I am not the type to blog about a dream, but here I am, doing just that. I hope I don’t bore you!
As is standard for me with dreams, I have forgotten much of it. When I awoke, details were already slipping away and I chose a mad dash for the bathroom rather than fumbling around for a pen and pissing myself. (Seemed like the right choice, at the time.) And might I also add that dreaming about whales is fairly common for me, although I have always in the past dreamed of orcas. (I dream more about killer whales than any other animal by a long shot, and that’s saying quite a bit; given I love and obsess over animals – all animals – to such an extent you may as well call me a junkie.)
Last night’s dream was more about symbolism than getting every little detail right. It involved a perplexing body of water that at times seemed vast and wild and then shrank to a swimming pool size – even walled in like a pool. In this water was a pod of beluga whales. It was clear both that I knew each whale in the pod individually, and that I had once frequently went to this place regularly, but hadn’t been there in some time.

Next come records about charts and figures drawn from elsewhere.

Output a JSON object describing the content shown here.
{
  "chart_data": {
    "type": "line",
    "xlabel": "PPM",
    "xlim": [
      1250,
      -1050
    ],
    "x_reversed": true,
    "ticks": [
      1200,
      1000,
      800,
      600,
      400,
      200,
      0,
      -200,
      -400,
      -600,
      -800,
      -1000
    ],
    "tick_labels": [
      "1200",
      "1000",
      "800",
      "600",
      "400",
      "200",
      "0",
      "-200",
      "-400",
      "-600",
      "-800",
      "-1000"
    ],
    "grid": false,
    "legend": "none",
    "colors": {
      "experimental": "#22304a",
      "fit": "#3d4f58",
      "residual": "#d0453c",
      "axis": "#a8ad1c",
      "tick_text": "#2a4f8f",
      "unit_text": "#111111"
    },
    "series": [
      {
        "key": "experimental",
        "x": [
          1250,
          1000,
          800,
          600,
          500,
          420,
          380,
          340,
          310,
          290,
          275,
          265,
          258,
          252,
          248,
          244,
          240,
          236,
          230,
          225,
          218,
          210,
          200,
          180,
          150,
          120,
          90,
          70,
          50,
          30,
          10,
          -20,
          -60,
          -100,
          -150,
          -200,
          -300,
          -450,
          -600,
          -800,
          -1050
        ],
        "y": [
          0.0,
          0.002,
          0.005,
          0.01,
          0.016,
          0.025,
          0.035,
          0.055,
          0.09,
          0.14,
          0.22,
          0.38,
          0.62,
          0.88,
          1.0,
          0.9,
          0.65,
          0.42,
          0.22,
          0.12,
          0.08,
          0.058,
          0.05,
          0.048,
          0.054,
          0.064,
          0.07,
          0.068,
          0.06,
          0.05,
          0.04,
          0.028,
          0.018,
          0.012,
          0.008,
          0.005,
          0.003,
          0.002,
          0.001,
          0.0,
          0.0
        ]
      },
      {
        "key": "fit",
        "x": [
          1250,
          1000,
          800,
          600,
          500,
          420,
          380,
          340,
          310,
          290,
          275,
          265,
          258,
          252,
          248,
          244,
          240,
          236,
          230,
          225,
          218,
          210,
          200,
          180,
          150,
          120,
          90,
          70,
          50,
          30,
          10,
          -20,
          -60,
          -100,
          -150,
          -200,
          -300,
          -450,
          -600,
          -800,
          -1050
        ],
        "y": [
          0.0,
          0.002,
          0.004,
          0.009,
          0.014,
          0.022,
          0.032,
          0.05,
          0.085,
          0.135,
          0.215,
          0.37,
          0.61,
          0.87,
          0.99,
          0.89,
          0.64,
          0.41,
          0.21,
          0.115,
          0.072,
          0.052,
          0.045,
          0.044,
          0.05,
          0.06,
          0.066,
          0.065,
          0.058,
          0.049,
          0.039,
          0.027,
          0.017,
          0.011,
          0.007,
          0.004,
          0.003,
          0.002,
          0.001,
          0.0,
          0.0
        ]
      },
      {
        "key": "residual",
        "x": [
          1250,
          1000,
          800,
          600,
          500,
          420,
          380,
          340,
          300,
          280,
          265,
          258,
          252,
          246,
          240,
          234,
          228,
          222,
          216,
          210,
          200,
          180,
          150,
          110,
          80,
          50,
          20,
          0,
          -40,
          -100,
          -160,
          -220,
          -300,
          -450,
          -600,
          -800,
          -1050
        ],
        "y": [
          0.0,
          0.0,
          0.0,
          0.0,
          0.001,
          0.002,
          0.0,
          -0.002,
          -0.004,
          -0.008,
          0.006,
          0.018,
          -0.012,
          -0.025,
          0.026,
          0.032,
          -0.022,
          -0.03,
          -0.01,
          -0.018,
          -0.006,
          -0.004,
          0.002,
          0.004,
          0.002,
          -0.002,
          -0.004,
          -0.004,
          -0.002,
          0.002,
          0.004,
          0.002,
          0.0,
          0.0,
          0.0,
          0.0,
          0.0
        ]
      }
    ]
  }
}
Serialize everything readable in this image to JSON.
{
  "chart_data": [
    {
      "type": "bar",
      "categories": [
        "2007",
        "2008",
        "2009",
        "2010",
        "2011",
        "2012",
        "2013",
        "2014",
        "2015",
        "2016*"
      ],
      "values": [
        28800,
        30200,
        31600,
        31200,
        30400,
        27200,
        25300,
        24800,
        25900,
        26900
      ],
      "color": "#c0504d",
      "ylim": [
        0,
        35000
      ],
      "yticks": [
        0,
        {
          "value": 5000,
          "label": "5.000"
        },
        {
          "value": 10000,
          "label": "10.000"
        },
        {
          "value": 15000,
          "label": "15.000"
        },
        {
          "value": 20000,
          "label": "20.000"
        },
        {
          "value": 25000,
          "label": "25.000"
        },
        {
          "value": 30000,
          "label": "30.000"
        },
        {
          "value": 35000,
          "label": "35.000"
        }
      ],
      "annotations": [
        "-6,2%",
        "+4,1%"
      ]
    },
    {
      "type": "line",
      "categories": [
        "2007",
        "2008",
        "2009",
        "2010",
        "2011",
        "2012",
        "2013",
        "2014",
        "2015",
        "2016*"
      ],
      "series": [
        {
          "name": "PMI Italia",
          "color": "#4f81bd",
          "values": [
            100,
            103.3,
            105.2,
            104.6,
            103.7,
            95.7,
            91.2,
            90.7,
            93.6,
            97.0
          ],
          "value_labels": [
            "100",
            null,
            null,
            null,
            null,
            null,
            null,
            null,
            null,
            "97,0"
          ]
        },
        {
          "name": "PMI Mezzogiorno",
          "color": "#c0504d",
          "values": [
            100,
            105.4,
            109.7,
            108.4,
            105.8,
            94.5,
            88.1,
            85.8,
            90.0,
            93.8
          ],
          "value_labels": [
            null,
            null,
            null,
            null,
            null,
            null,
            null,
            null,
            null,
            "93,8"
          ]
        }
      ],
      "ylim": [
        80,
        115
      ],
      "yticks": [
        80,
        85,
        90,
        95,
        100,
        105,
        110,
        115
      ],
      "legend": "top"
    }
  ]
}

There was a group of other people in this dream, but I can’t remember them all. Most definitely, my overcontrolling mother and the last man I loved whom for whatever reason continues to show up in my dreams despite me no longer loving him and not seeing in almost two years were there. A couple of good friends I feel at times I’ve neglected since I moved back home were there. There were maybe an additional couple of people. It seemed like they were driving me crazy.
For some reason, I agreed to take them to this place that was my sacred hideout. We had to go by a small boat. The water was very much like the ocean on a boat traditionally is: Silent, seemingly eternal, and tranquil in a way the modern world could afford to take lesson from. And all these people in the boat were complaining nonstop. I’m not sure about what, but they were just constantly talking and it was an extremely annoying cacophony that was hard to hear or think over. It seemed to me to at least partially represent the control, criticism, and judgement I at times feel are so suffocating in my life.
But as we got closer and closer to where I sensed the whales would be, the human voices began to fall away. I was no longer hearing them, but the call of the water. Finally, I told them we should stop. Still immune to the din, I dove into the water while the boat was still moving.
That sensation was as real as it gets, for a dream. The water hit my chest like a weight and was so cold that every last remaining urge to listen to the people around me was instantly forgotten. I took on a new, graceful form as I glided below the surface through the water. Occasionally, I would break the surface for a breath and briefly hear the muffle of their talking, and then it disappeared again as I went back under.
I haven’t been for a proper ocean swim in longer than I care to admit, and it’s a frustrating amount of time, given that I live close enough to the ocean that my excuses for not doing so should be limited. For much of my life, I have been able to do so and have considered the ocean therapeutic. I usually swam far out until I could barely see anyone on land. Beyond the waves and surfers, and in my own private little paradise. Here, I was free to be alone in the fullest sense of the word. I would finally give up the strong swimming it took to get out there and lie on my back in the water. All my troubles melted away with every lap of water over me, as I slowly sunk beneath the surface. It was always as if I had been renewed and some part of me was set free. And then, as soon as nirvana had been reached and I began to return, the problems of the world slowly came back – but at a far more muted, manageable pace. The at times violent trip back to shore were at the very least reminders of what was to come in a world that so often feels out of my control.
The rest of this dream was spent, swimming with the whales in the pod. It was as peaceful as if I had been swimming in the ocean, itself, and yet left me wishing I could do just that, again. But as much as I’d love to go swimming, I have things to do at home! I feel as energized by this dream as if I had actually taken that much-needed swim. Maybe I will get some things accomplished this week and reward myself with an ocean trip, later.